Significantly, Alex’s gaslighting of Olivia is motivated by his discovery of her transness through viewing her passport, stolen by one of his drunken friends. The passport comes to represent state power: a document which ascribes identity to an individual, marking them as either inside or outside of society.

Sandoval does an excellent job at conveying Alex’s transition from lover to abuser. It demonstrates how cultural messaging can transform individuals into agents of a state apparatus that normalises the violation of women of colour. Alex’s fury at Olivia’s transness is informed by the casual transphobia of his drinking buddies. After Alex has been shown Olivia’s passport, there is a sequence which follows Alex. Seething in the dark of his bedroom, he watches porn on his laptop, then he is seen driving while listening to news on the radio about the ICE activities. Finally, we see him furiously striking a punching bag at the gym. Sandoval shows us in just a few short minutes how American culture seeps into Alex’s consciousness and informs his later exploitation of Olivia’s vulnerability. The optics of a white American victimising a trans Fillipino woman became even more relevant while writing this review. On September 7th, 2020, President Rodrigo Duterte granted an absolute pardon to Jessica Laude’s murderer, US marine Joseph Scott Pemberton. The case was the subject of 2018 documentary CALL HER GANDA.

This review largely dwells on the politics at play in LINGUA FRANCA, but what makes it truly successful as a film is how those politics are elegantly expressed through narrative and performance to create an emotionally gripping work of art.

“Without such understated artistry in acting and screenplay, the political significance would be rendered mute.”

Sandoval’s turn as Olivia is a psychologically raw portrayal of living in a state founded on white supremacy. Yet what makes her so captivating to watch is that Sandoval’s script highlights the multiple facets of Olivia’s life. The way she cares for Olga, the pressure from her mother in the Philippines to send money, and her sexual longing; all these prisms of experience are given weight by Sandoval’s considered performance.

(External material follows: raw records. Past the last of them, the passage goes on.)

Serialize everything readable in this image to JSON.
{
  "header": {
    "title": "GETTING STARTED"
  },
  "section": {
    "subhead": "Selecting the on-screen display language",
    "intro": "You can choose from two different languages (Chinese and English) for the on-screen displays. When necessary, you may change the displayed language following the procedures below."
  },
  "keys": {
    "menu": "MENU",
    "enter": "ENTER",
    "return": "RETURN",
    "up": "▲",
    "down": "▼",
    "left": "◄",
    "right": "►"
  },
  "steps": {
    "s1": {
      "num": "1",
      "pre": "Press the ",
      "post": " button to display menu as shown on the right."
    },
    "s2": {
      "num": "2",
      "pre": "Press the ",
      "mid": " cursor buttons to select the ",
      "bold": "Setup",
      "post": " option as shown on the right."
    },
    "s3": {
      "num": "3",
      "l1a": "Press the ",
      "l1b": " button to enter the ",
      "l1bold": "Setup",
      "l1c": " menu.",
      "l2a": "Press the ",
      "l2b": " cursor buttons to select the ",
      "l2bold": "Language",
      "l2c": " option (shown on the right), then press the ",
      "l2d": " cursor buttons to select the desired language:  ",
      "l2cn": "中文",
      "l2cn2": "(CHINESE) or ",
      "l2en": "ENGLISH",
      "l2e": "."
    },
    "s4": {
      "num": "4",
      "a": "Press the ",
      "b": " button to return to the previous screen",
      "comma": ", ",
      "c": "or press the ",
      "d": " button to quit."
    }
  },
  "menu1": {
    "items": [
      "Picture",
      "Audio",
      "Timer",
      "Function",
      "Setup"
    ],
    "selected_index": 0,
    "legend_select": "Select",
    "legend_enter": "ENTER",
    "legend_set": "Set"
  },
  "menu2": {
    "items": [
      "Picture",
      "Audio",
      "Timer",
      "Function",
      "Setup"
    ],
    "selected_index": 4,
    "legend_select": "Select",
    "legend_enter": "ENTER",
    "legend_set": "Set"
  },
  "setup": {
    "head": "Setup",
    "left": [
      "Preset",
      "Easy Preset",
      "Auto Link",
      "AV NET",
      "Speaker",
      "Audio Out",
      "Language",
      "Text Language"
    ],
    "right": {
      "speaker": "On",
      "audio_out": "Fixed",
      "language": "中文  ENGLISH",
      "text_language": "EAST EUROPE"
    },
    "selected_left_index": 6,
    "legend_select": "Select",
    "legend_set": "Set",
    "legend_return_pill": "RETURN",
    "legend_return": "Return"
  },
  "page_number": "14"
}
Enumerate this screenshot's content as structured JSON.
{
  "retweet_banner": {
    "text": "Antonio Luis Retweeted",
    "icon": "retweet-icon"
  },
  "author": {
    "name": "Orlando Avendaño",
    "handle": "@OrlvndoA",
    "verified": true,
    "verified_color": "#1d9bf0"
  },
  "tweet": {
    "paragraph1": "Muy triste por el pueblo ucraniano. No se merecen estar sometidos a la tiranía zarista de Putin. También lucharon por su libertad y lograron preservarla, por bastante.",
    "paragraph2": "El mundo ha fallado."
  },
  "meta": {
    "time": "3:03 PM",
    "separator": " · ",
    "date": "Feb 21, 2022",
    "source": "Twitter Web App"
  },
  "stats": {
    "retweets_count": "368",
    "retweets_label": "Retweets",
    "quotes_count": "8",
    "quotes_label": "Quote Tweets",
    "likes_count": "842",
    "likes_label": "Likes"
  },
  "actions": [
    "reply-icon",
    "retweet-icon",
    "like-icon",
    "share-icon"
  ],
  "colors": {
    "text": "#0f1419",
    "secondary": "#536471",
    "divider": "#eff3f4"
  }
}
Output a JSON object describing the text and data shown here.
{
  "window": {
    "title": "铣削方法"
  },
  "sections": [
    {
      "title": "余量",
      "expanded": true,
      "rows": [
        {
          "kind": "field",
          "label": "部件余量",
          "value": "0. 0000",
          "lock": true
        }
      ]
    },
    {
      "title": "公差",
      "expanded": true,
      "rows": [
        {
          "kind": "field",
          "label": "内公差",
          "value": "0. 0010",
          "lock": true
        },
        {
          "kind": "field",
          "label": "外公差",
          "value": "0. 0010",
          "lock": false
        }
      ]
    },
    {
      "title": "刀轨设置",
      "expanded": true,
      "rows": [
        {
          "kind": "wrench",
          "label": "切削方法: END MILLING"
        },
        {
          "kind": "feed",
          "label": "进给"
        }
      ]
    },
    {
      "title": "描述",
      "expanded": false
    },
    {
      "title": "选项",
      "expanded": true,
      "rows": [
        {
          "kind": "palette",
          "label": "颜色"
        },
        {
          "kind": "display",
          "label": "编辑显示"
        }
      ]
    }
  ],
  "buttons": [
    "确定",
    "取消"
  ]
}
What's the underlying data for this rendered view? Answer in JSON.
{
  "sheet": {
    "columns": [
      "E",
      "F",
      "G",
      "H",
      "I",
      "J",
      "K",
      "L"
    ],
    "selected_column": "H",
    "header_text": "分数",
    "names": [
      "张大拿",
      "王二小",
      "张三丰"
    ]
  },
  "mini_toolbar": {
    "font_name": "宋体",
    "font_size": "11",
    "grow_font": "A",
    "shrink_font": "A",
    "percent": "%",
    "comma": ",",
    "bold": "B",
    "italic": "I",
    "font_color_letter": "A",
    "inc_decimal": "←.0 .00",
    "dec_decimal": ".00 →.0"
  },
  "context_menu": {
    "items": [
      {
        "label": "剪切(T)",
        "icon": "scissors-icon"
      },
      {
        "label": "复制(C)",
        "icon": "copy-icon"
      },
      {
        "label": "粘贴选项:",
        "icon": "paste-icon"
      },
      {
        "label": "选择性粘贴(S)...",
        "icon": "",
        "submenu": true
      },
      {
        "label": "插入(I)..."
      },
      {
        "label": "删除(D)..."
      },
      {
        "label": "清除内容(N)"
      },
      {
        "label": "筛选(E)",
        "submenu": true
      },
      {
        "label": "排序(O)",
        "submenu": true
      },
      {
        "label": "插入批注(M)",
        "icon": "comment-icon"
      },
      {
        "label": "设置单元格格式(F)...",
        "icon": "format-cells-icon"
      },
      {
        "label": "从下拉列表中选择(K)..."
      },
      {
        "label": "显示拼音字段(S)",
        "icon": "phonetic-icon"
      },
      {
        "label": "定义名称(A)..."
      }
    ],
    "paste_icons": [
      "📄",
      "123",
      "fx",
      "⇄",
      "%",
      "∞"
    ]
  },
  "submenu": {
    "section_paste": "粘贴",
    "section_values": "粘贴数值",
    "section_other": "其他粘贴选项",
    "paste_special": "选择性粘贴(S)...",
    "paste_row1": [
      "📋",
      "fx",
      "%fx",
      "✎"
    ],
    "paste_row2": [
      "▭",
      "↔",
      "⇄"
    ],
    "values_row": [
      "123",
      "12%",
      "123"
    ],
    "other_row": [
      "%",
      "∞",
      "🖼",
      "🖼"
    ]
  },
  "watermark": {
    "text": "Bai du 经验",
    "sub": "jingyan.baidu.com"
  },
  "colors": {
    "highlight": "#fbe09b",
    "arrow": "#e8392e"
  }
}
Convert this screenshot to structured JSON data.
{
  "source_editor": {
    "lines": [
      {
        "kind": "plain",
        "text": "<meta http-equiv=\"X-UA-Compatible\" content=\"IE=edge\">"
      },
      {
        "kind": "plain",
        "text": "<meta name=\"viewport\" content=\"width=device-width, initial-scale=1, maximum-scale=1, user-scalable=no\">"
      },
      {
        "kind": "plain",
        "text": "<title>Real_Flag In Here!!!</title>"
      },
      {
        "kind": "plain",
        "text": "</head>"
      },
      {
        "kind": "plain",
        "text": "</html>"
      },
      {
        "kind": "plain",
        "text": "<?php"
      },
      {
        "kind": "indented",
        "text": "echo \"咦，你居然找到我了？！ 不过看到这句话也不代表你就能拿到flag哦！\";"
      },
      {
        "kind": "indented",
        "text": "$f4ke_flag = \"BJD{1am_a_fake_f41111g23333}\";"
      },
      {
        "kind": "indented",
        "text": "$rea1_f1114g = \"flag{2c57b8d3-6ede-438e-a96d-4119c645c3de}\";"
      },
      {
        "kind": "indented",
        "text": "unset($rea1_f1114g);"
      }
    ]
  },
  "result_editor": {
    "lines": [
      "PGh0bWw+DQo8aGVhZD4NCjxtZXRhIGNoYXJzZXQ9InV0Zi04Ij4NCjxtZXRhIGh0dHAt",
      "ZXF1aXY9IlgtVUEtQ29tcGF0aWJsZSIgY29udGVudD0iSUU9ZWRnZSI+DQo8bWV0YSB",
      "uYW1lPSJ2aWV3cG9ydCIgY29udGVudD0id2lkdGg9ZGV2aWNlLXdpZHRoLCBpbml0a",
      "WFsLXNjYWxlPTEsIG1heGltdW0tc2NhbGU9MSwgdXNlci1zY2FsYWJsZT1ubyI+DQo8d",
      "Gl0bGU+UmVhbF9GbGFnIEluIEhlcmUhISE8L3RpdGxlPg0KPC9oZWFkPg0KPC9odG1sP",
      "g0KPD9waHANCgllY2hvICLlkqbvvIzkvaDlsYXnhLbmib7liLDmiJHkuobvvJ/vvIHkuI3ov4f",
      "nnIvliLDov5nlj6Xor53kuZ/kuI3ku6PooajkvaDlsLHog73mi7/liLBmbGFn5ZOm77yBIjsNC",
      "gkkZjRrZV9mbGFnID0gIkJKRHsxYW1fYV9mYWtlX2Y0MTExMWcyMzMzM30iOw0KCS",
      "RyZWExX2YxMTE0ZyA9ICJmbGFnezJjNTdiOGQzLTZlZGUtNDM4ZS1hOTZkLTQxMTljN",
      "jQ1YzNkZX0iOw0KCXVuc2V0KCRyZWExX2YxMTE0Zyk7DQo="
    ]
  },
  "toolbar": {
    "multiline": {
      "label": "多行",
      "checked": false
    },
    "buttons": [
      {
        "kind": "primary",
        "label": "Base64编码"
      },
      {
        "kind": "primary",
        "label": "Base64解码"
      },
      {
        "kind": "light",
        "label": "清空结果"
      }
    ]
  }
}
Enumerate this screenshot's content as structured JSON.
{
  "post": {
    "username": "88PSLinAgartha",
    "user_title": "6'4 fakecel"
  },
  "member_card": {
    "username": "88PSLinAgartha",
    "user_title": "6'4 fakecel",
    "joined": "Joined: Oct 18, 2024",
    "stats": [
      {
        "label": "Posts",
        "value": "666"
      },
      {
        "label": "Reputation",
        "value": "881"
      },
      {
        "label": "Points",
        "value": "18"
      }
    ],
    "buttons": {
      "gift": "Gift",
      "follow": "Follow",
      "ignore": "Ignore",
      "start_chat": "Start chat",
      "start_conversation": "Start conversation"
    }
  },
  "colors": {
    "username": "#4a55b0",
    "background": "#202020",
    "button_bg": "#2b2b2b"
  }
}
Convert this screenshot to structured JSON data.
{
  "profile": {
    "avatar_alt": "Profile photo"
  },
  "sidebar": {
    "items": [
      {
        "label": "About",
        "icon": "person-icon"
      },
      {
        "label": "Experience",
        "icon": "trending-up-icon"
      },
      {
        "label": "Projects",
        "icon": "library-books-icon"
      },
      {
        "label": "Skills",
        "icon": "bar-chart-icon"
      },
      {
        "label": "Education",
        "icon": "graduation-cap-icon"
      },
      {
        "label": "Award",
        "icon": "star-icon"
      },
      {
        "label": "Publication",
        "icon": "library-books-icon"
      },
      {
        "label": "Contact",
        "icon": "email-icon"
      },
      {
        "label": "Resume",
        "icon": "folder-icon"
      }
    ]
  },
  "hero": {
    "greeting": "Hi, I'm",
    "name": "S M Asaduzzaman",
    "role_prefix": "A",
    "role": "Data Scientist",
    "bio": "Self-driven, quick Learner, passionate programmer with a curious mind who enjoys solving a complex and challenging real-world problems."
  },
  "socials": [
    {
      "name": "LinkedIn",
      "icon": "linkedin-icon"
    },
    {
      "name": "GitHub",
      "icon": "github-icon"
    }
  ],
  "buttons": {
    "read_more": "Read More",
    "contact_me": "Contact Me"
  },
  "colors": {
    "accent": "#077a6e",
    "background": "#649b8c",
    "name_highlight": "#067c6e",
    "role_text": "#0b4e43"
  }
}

Without such understated artistry in acting and screenplay, the political significance would be rendered mute.

There is so much more that could be said in greater detail about what Sandoval has achieved with LINGUA FRANCA. For instance, there is the gendered portrayal of working-class labour. There is also the relationship between Olivia and Olga, and how the film is another welcome example of care work being meaningfully explored in film. I am sure that the more people watch LINGUA FRANCA, the more we’ll see what else this incredible film has to offer us.